1. The problem statement, all variables and given/known data
If v and w are eigenvectors with different (nonzero) eigenvalues, prove that they are
linearly independent.

2. Relevant equations

3. The attempt at a solution
Define an operator A such that a is an nxn matrix, and Av=cIv with
c an eigenvalue and v and eigenvector. Define a basis
<v1...vn> in that v=vi and w=vk 1<=k<=n and 1<=i<=n,
and let ci,i, be an element in A. I is the identity matrix.

Consider I*v, a 1xn column matrix with its lonely nonzero (1) at position 1,i.
Let the value at ci,i=c.Multiplying I*v by A gives c*Iv . If I*w (another 1xn column
matrix) had 1 at position 1,i, it would
correspond with ci,i on A and we would get c*Iw.

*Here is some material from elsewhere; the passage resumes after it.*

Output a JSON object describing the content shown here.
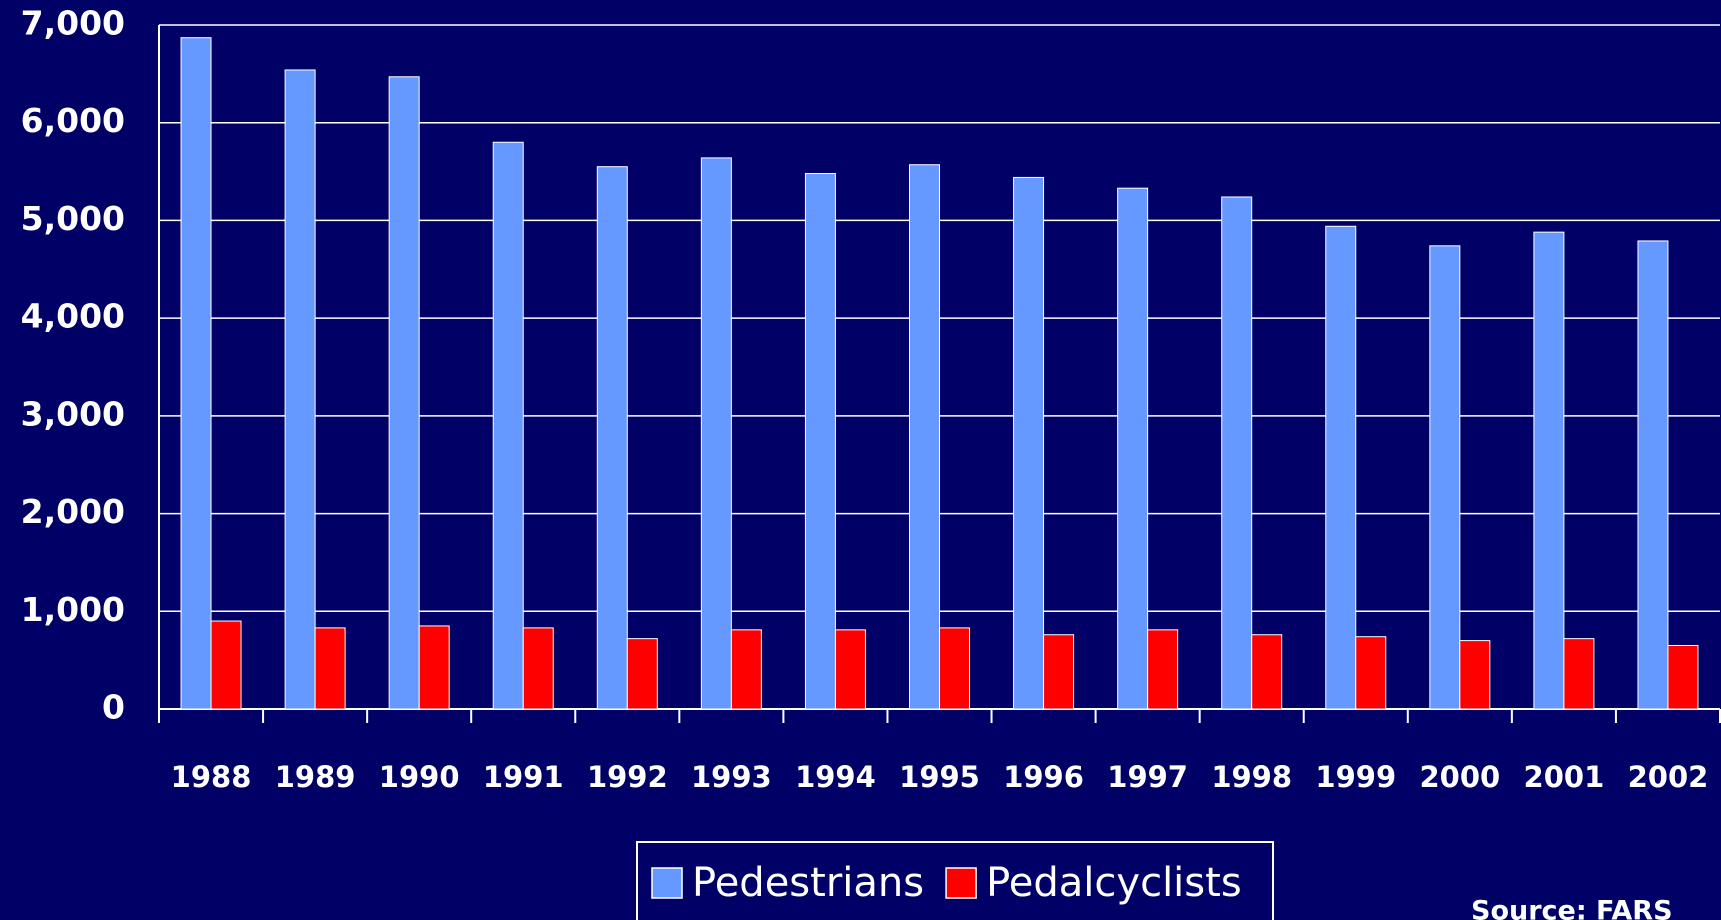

But we assume w has a different
eigenvalue. Therefore I*w must have its 1 at a different position to correspond with
a different value on A (call it k). Since I*v must have 1 at a row different from I*w,
let c*Ia1v+k*Ia2w=0, and since 1 is at different rows, and c and I and k are not zero,
a1 and a2 must be 0, so we have c*I*0*v+I*k*0*w=0*v+0*w=0, thus
a1 and a2 are trivial so v and w are linearly independent.

I kind of have a gut feeling that this may be too wordy.

Last edited: Jun 19, 2009
2. Jun 20, 2009

### CompuChip

What you have looks correct, but - as you said - perhaps you are overdoing a little :)

I would just start with stating that v and w are eigenvectors:
(1a) A v = c v
(1b) A w = d w
for some numbers c and d. We know that c is not equal to d and neither is equal to 0.

Now not being linearly independent means that there does not exist a number k such that w = k v. This is not pleasant to work with, so a proof by contradiction suggests itself. Suppose that there does exist a k such that
(2) w = k v.

Now can you derive a contradiction?
(Note: the rest of the proof is rather straightforward, because all you have to work with are equations (1a), (1b) and (2)).

3. Jun 20, 2009

### Dick

This is a special case of the last problem you posted. You don't need a basis and you don't need a matrix. If Av=av and Au=bu (a not equal b) you want to show that if cv+du=0 then both c and d are zero. Hit that equation with (A-aI).